16'umut ışığı

294 35 2
                                    

"Bunu yapmana gerek yok" dedi usulca gözyaşları yanağına süzülürken. "Lütfen bunu yapma."

Joshua kayalığın ucunda arkasını döndü. Başını sağa yatırarak dudaklarını büzdü.

"Her şeyi yaparım yeter ki yanıma gel."

"Her şeyi mi?"

Jeonghan tereddüt etmeden başını onaylarcasına salladı.

Belki çok sevdiği aşkına elveda diyecekti ama onun hayatını kurtarmış olacaktı. Aşkı için sonsuza kadar kalbinin kırılmasını önemsemiyordu hayatta olduğunu bilsin onun için yeterdi.

"Jisoo'dan ayrılacaksın."

"Söz veriyorum." Bir adım daha yaklaştı.

"Pek inandırıcı gelmiyor sözlerin. Tekrardan beni kandırıp sanki yokmuşum gibi davranacaksın." Güldü. Gülüşünden kalbinin kırıklığını görebiliyordunuz. "Tekrardan o korkak Jisoo'nun mutluluğu için savaşıp beni parçalara ayıracaksın. Buna bir daha müsaade edemem. Şu an burada ikimiz içinde en iyisini yaparak bu acıya bir son vereceğim."

Joshua sözleri itina ile bastırıyordu. Kendi kalbinin yaralarını Jeonghan'a sarf ettiği iğneli sözleri ile birazcık da olsa sarmak istiyordu.

Jeonghan umutsuzluğa kapılmıştı. Ne dese Joshua'yı yapacağı şeyden vazgeçirmeye yaramayacak gibi geliyordu. O kayalıktan koyu sulara atlarsa bir daha yaşayabileceğini sanmıyordu ve sırf kendi yüzünden sevdiği adamın gözleri önünde yaşama veda etmesine katlanamazdı. O bu acıyla ve suçluluk duygusuyla yaşayamazdı.

"S-söz veriyorum. Lütfen." Tek söyleyebildiği sözler bunlardan ibaretti. Sanki aklından geçen bütün sözcüklere kilit vurulmuştu, dile dökemiyordu.

Joshua usulca sarışına arkasını dönüp derin suya baktı. Sert rüzgarın verdiği etkiyle güçlü dalgalar oluşup kayboluyordu.

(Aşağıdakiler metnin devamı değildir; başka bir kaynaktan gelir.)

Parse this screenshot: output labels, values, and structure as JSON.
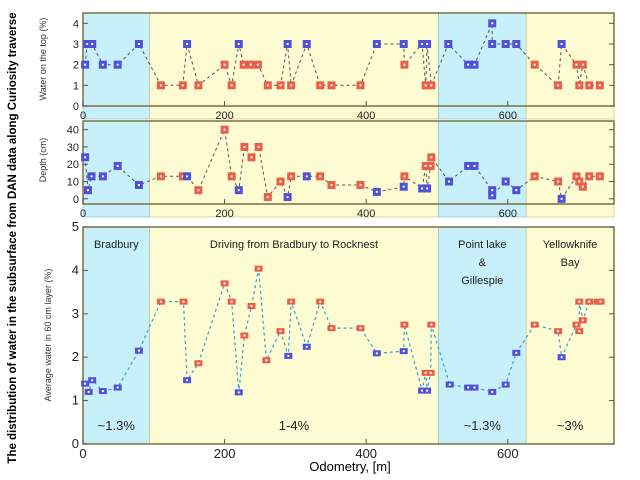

Joshua usulca yutkundu. Hiçbir zaman yapacağı her ne olursa olsun tereddüt etmeden yapar ve pişman olmazdı. Ama bu durum farklıydı. Arkasında ona yalvaran hoşlandığı kişi vardı ve aşağı atlamak demek onu bir daha asla görmemek demekti. Kendini hele de Jisoo denen korkak adamı asla umursamıyordu ama Jeonghan'ın titreyen sesi ve yaşlı gözleri onu pişmanlığa doğru çekiyordu.

Jeonghan bir adım daha atıp sıkıca sarıldı kaskatı kesilmiş bedene. Joshua ne ara ona bu kadar yaklaşıp sarıldığını bile anlayamamıştı.

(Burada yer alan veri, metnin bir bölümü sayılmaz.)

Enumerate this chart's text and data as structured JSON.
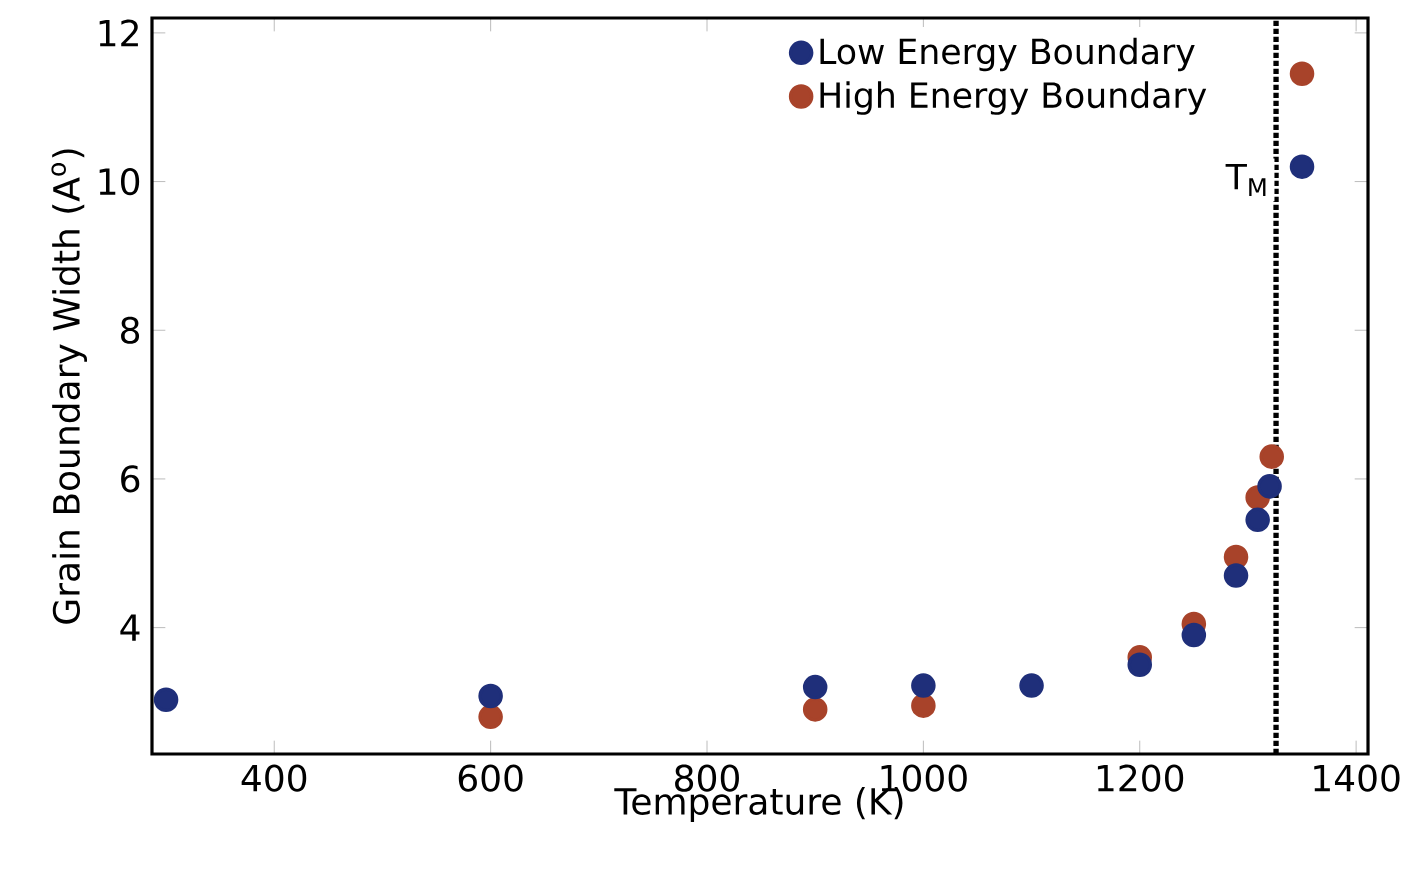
{
  "chart_data": {
    "type": "scatter",
    "xlabel": "Temperature (K)",
    "ylabel": "Grain Boundary Width (A$^{o}$)",
    "xlim": [
      287,
      1411
    ],
    "ylim": [
      2.3,
      12.2
    ],
    "xticks": [
      400,
      600,
      800,
      1000,
      1200,
      1400
    ],
    "yticks": [
      4,
      6,
      8,
      10,
      12
    ],
    "marker": "circle",
    "legend": "top right",
    "series": [
      {
        "name": "Low Energy Boundary",
        "color": "#1f2f7a",
        "x": [
          300,
          600,
          900,
          1000,
          1100,
          1200,
          1250,
          1289,
          1309,
          1320,
          1350
        ],
        "values": [
          3.03,
          3.08,
          3.2,
          3.22,
          3.22,
          3.5,
          3.9,
          4.7,
          5.45,
          5.9,
          10.2
        ]
      },
      {
        "name": "High Energy Boundary",
        "color": "#a8432a",
        "x": [
          600,
          900,
          1000,
          1200,
          1250,
          1289,
          1309,
          1322,
          1350
        ],
        "values": [
          2.8,
          2.9,
          2.95,
          3.6,
          4.05,
          4.95,
          5.75,
          6.3,
          11.45
        ]
      }
    ],
    "ref_lines": [
      {
        "axis": "x",
        "value": 1326,
        "label": "T$_{M}$",
        "line_style": "dotted"
      }
    ]
  }
}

"Bir daha Jisoo'nun adını ağzıma bile almayacağım."

Joshua geriye bir adım attığında Jeonghan kollarını gevşetip onunla geriye doğru yürümeye başladı. Her adımda Jeonghan'ın çıkacakmış gibi atan kalbi yavaşlıyor düzene giriyordu.

Sonunda Joshua kıyıdan uzaklaşıp Jeonghan'a döndü. "Söz verdin."

Sarışın "Söz" diyerek sıkıca sarılmaya devam etti.

~

Woozi Wonwoo'ya eğilerek "Bu adam kim ve neden ortam bu kadar gergin?" diye sordu.

Woozi bile Soonyoung'un bakışlarından korkmuş kendini kandıran adamla konuşmayı tercih etmişti.

Soonyoung keskin bakışlarını Jeonghan'a kedi gibi sırnaşan adama fırlatıyor tek kelime etmiyordu. Anlamıştı sarışının kan çanağına dönmüş gözlerinden ve perişan halinden Joshua'nın bir haltlar yediğini ve şu an ne yaptığını anlamaya çalışıyordu.

Sonunda derin sessizliği konukevi sahibi Wen Jun bozmuştu.

"Çok güzel sıcak çikolata yaptım kim tadına bakmak ister?"